When David Cameron became leader of the Conservative party he was determined to avoid a subject that had proved fatal to his predecessors. The European question would not derail his leadership, as it had that of Sir John Major and before him Margaret Thatcher. Isn't it great, he was fond of saying several years ago, that the Tory party isn't having the usual row with itself over Europe.
In the event it turns out that on Cameron's watch it is crunch-time for Britain and the European Union. We will be compelled in the next few years — quite possibly even months — to choose what kind of relationship we want with those in charge of a new hegemony on the continent.

The PM's Major mentor: Cameron has adopted the policy of the last Tory incumbent at No 10, trying to win concessions on Europe but then trundling along behind France and Germany (Dominic Lipinski/PA Wire)
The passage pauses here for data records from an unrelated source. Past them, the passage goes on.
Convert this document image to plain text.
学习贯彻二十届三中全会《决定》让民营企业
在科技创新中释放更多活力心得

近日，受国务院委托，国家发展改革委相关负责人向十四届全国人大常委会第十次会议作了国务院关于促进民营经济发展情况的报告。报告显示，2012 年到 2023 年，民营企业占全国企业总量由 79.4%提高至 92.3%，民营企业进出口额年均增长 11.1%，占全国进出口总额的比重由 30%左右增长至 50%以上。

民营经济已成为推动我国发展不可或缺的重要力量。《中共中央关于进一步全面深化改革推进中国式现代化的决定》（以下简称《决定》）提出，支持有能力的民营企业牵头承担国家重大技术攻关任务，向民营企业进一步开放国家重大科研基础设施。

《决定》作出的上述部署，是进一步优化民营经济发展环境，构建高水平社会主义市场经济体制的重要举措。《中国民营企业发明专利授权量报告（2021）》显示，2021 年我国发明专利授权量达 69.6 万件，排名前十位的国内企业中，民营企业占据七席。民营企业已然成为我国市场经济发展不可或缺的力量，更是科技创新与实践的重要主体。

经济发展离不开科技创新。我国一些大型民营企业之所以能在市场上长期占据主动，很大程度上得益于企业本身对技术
Much of post-1950s Conservative policy has been predicated on avoiding having to make precisely those kinds of stark choices about Europe. At the heart of it was a very British self-delusion, rooted in the notion that the pro-Europeans running other countries didn't really believe in what they said they believed in. Britain would be "in", but whenever criticism was voiced governments claimed that this was fine because our continental partners were not serious about realising their founding father Jean Monnet's integrationist vision. Or if they were serious, they could be blocked or slowed.
It always was a poor Foreign Office-designed argument at odds with the evidence. Now, after the crisis of the Eurozone it becomes impossible to make the case with a straight face. The grand historical error that was the creation of the single European currency is being compounded by a drive to some form of common economic government by compulsion in the Eurozone.
Cameron, being an establishment figure who has liked to see himself above petty party politics, originally attempted to pursue a policy in line with the pragmatic tradition.